Author, foreign-policy analyst and journalist Robin Wright told an audience Thursday at Pacific Lutheran University that the future of the Middle East will be shaped by trends that will include the rise of varied Islamic political parties.
Wright, author of “Rock the Casbah: Rage and Rebellion Across the Islamic World,” gave a memorial lecture in honor of U.S. Ambassador Christopher Stevens, who was killed Sept. 11 in an attack on the U.S. Consulate in Benghazi, Libya, at the university’s Lagerquist Concert Hall.
Four Americans died, including the ambassador. Stevens was the first American ambassador to be killed since 1988.
“If there’s one word you take away,” Wright said concerning the Islamic parties, “it’s Salafi.” She spelled the name for the audience before adding that this was the political party that killed Stevens.
Wright said the Salafi are “a new phase of al-Qaida” who “believe in the pursuit of Muslim states.”
Stability in the Middle East, Wright said, will be a steep climb, and Stevens’ death will not be the last.
Though the next decade will be tumultuous for the Middle East, it “doesn’t change what people ultimately want,” something Stevens understood, Wright said.

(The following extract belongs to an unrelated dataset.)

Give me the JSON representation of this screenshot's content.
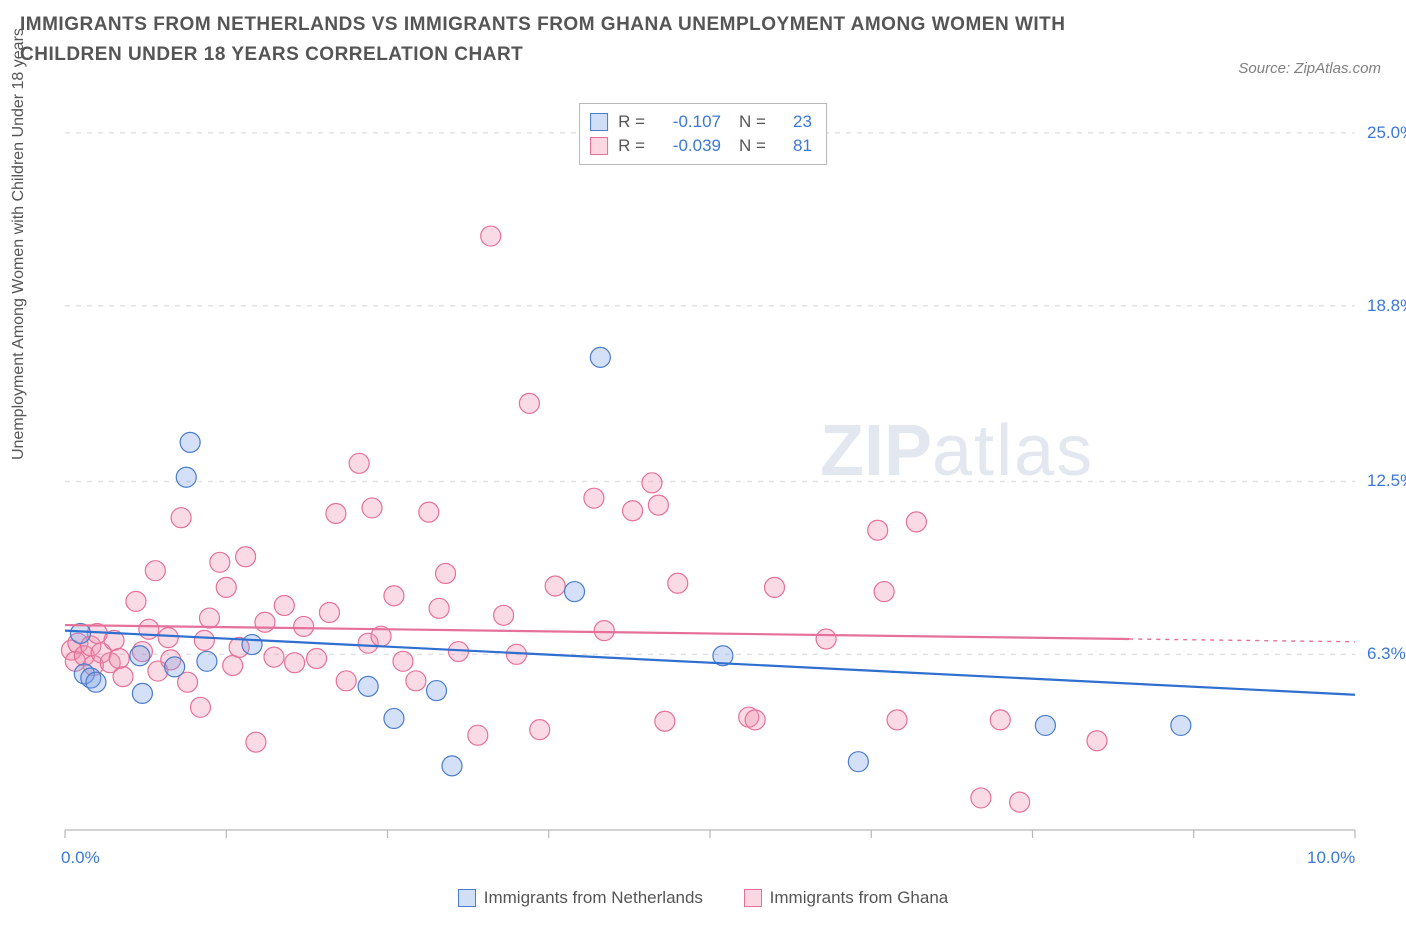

“He knew the street, as well as the elite,” Wright said. “This country (the United States) lost the most promising diplomat.”
Part of Wright’s book discusses the strong cultural elements that lead to change, such as hip-hop and rap music. “Rap has become the rhythm of resistance,” Wright said, and there are “voices of dissent in music.”
After the lecture, Anne Stevens – the ambassador’s sister and a pediatrician at Seattle Children’s hospital – encouraged PLU students to study abroad.
Christopher Stevens “was comfortable here (in the U.S.), he was comfortable there (in the Middle East),” she said. “He was a man of the international community, and that’s where we all need to be.”
PLU presented the lecture to provide information locally about the Middle East, North Africa and the two regions’ ties to the United States.